On pourrait ajouter, à tout cela, la vague de cyberattaques massives fort suspectes qui ont frappé la Turquie durant les derniers jours de 2015.

Une Turquie déstabilisée, naturellement, signifiera des flots de réfugiés plus importants en Europe, ce qui profitera encore à la Russie, qui finance et soutient tout ce que l’Europe compte de partis europhobes et anti-immigration. A terme, Poutine pourrait même utiliser ce prétexte pour s’emparer manu militari du Bosphore et des Dardanelles.

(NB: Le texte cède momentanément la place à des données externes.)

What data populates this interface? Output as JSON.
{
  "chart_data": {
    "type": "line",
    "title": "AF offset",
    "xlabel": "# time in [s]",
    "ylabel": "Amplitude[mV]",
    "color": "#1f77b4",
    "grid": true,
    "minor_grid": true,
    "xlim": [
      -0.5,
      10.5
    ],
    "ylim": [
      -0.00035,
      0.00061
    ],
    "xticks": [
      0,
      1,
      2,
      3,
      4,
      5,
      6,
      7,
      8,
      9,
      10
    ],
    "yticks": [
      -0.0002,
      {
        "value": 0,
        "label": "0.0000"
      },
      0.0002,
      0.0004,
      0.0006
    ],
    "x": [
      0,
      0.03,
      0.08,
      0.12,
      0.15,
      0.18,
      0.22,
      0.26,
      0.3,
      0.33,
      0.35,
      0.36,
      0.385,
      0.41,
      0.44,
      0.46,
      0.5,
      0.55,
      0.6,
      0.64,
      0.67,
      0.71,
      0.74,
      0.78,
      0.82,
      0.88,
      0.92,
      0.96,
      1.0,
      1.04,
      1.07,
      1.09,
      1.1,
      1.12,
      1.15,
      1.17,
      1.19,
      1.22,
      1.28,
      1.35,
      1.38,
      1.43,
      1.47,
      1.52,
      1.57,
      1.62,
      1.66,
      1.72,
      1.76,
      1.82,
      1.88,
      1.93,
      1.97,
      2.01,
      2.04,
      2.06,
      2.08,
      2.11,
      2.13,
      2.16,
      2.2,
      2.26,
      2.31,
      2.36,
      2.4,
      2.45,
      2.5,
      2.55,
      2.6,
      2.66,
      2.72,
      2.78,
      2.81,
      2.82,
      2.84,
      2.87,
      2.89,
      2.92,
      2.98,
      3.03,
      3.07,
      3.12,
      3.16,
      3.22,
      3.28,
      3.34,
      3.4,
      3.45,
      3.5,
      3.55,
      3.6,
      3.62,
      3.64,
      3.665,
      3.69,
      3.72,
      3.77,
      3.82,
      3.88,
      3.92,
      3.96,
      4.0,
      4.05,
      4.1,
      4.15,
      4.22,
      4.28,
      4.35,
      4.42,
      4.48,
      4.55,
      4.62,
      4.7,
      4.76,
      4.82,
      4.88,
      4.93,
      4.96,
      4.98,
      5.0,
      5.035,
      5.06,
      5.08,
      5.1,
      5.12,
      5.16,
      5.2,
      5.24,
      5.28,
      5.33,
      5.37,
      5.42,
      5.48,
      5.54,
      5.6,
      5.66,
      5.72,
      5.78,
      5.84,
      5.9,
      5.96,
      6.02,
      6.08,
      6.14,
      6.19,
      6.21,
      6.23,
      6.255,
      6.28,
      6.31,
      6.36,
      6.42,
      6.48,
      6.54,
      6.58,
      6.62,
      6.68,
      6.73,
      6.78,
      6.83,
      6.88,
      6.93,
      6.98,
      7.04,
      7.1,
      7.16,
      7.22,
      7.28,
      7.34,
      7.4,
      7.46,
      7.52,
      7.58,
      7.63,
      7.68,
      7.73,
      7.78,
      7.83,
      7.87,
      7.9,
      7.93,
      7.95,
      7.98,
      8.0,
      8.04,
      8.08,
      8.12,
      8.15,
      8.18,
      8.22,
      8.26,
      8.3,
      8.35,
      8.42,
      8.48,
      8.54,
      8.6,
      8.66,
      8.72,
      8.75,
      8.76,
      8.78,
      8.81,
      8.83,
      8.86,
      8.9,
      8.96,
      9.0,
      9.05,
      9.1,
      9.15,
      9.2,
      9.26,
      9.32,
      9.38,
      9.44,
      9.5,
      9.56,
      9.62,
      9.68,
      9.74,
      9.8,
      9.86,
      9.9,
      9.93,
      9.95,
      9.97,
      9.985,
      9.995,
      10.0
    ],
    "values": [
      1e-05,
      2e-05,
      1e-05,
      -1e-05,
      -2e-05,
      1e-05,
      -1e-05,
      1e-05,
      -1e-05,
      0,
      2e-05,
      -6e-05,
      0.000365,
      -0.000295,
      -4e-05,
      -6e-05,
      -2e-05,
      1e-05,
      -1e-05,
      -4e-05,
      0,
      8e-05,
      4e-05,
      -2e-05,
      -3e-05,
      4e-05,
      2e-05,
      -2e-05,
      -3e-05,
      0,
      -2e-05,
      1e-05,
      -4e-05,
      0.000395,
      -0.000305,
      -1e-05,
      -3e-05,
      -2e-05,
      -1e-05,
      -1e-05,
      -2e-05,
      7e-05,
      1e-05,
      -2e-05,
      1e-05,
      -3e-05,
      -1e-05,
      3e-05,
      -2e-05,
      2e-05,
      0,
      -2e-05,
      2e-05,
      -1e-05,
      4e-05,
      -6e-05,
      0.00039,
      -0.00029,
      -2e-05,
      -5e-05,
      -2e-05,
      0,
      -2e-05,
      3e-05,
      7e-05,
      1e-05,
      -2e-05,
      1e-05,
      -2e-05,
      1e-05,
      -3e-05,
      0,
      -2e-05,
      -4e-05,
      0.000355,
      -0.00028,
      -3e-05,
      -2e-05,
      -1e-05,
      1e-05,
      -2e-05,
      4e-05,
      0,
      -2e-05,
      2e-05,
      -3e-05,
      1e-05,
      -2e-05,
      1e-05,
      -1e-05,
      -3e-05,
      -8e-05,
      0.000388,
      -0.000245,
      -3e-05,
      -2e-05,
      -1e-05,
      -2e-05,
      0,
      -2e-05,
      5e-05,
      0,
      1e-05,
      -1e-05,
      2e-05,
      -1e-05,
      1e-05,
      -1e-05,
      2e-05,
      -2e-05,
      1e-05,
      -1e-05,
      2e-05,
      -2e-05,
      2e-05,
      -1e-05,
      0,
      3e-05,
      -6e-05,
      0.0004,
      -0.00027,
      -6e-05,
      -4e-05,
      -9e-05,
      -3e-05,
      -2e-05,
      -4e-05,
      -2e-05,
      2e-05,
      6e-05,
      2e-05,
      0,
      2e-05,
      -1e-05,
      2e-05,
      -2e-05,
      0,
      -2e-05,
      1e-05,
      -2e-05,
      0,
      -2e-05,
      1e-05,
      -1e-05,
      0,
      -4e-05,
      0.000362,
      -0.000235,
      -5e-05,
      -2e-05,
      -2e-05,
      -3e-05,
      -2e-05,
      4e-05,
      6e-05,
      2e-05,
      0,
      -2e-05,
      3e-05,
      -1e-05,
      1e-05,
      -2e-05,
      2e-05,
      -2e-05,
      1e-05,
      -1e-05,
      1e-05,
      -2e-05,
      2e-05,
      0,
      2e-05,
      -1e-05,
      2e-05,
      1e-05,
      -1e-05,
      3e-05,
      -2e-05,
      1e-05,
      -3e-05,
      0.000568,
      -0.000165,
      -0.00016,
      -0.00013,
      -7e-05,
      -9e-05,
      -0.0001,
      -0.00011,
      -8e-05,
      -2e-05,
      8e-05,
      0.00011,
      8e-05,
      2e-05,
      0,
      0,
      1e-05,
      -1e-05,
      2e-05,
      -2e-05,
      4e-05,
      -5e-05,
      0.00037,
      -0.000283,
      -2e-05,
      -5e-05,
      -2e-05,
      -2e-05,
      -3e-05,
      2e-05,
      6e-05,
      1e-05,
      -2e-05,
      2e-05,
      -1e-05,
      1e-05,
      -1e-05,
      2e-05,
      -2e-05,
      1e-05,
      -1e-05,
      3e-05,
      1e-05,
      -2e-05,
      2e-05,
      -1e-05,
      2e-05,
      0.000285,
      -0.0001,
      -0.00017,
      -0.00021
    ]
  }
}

Bien sûr, il demeure l’inconnue de l’élection américaine, qui pourra porter à la Maison-Blanche un président américain plus enclin à la confrontation avec la Russie de Vladimir Poutine, mais ce sera tard dans l’année, au mois de novembre (pour une prise de fonction en janvier 2017 seulement), et Poutine voudra engranger le maximum d’avantages stratégiques avant qu’un adversaire plus déterminé ne surgisse des urnes. Si Barack Obama se montre aussi peu déterminé face à Poutine qu’en 2012, quand ce dernier réussit à empêcher une intervention américaine en Syrie, alors 2016 sera bien l’année d’un important basculement stratégique du Moyen Orient au profit de l’axe russo-iranien, et d’un grand coup frappé contre une OTAN impuissante en Turquie ; quel que soit le successeur d’Obama, il aura à gérer une situation stratégique très dégradée pour l’Amérique, et une menace russe accrue en Europe de l’Est… mais cela sera pour 2017.